Juru bicara KPK Febri Diansyah mengatakan, keputusan tersebut diambil oleh pimpinan KPK sebab yang bersangkutan tak kunjung menyerahkan diri hingga Kamis (16/11/2017) malam setelah kembali ditetapkan sebagai tersangka. Surat pencantuman nama Setya Novanto dalam DPO pun telah diserahkan ke Mabes Polri dan Interpol.
“Setelah dibicarakan di internal KPK dan sampai dengan sekitar malam kemudian kami tidak mendapatkan penyeraham diri dari tersangka SN akhirnya diputuskan pimpinan KPK mengirimkan surat kepada Mabes Polri dan Interpol dan mencantumkan nama yang bersangkutan di daftar pencarian orang,” ujar Febri saat memberikan keterangan di gedung KPK, Kuningan, Jakarta Selatan, Kamis (16/11/2017).
Febri menegaskan bahwa penetapan DPO merupakan salah satu kewenangan KPK yang tercantum dalam pasal 12 ayat 1 huruf H dan I UU KPK. Selain itu, KPK juga bisa meminta bantuan kepolisian untuk melakukan proses pencarian dan tindakan-tindakan hukum yang lain.
“Jadi KPK berdasarkan kewenangan di pasal 12 ayat 1 huruf H dan I bisa meminta bantuan kepolisian untuk melakukan proses pencarian dan dapat dilakukan tindakan-tindakan hukum yang lain,” kata Febri.
[NEXT]
MKD Akan Bahas Nasib Setnov
Mahkamah Kehormatan Dewan akan menggelar rapat pada Kamis (16/11/2017) ini. Rapat akan menyikapi langkah Komisi Pemberantasan Korupsi yang melakukan upaya jemput paksa terhadap Ketua DPR Setya Novanto.Namun, upaya jemput paksa itu gagal karena Novanto tak ada di rumah dan belum diketahui keberadaannya.
“Kami akan agendakan rapim dan pleno Mahkamah Kehormatan Dewan ( MKD). Di samping bahas laporan yang masuk, kami juga akan membahas perkembangan kasus Pak Novanto ini di KPK,” kata Wakil Ketua MKD Sarifuddin Sudding.
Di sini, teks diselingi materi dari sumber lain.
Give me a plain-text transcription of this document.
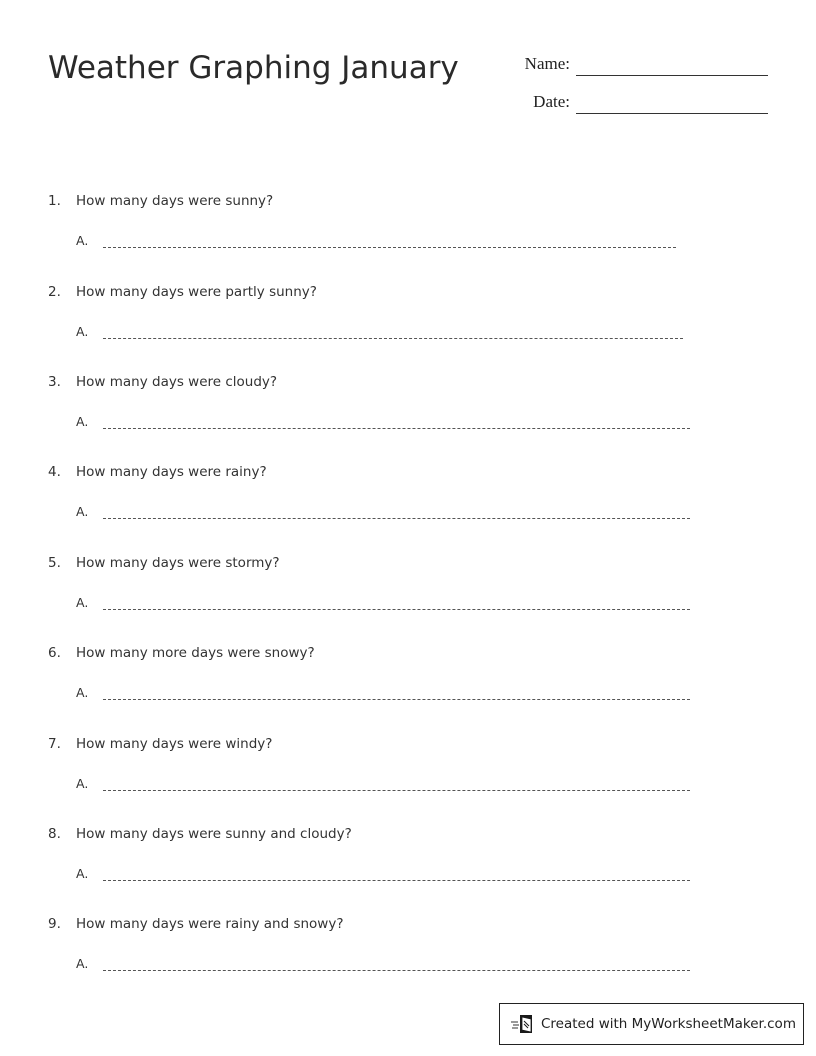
Weather Graphing January	Name:
Date:
1. How many days were sunny?
A.
2. How many days were partly sunny?
A.
3. How many days were cloudy?
A.
4. How many days were rainy?
A.
5. How many days were stormy?
A.
6. How many more days were snowy?
A.
7. How many days were windy?
A.
8. How many days were sunny and cloudy?
A.
9. How many days were rainy and snowy?
A.
Created with MyWorksheetMaker.com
Sudding mengatakan, dengan keluarnya surat perintah penangkapan dari KPK terhadap Novanto, otomatis yang bersangkutan tidak bisa lagi menjalankan tugas kesehariannya sebagai Ketua DPR.
“Bisa dianggap ia berhalangan. Dalam konteks itu, saya kira MKD akan menyikapi perkembangan kasus Setya Novanto ini,” ucapnya.
Sudding enggan berandai-andai apakah MKD akan menonaktifkan Novanto dari posisi Ketua DPR. Menurut dia, semua tergantung hasil rapat dan perkembangan selanjutnya.
Sudding hanya mengatakan, apabila Novanto lengser dari Ketua DPR, Fraksi Partai Golkar harus segera menyiapkan pengganti. Hal ini berdasarkan Undang-Undang Nomor 17 Tahun 2014 tentang MPR, DPR, DPD, dan DPRD (UU MD3).
“UU MD3 mengatakan, pergantian pimpinan di alat kelengkapan Dewan ataupun di DPR tergantung fraksinya,” ucapnya.
Penyidik sudah mengantongi surat penangkapan Novanto yang sebelumnya beberapa kali mangkir dari panggilan KPK. Namun, Ketua Umum Partai Golkar tersebut tak ada di rumah.KPK kemudian mengimbau Novanto segera menyerahkan diri.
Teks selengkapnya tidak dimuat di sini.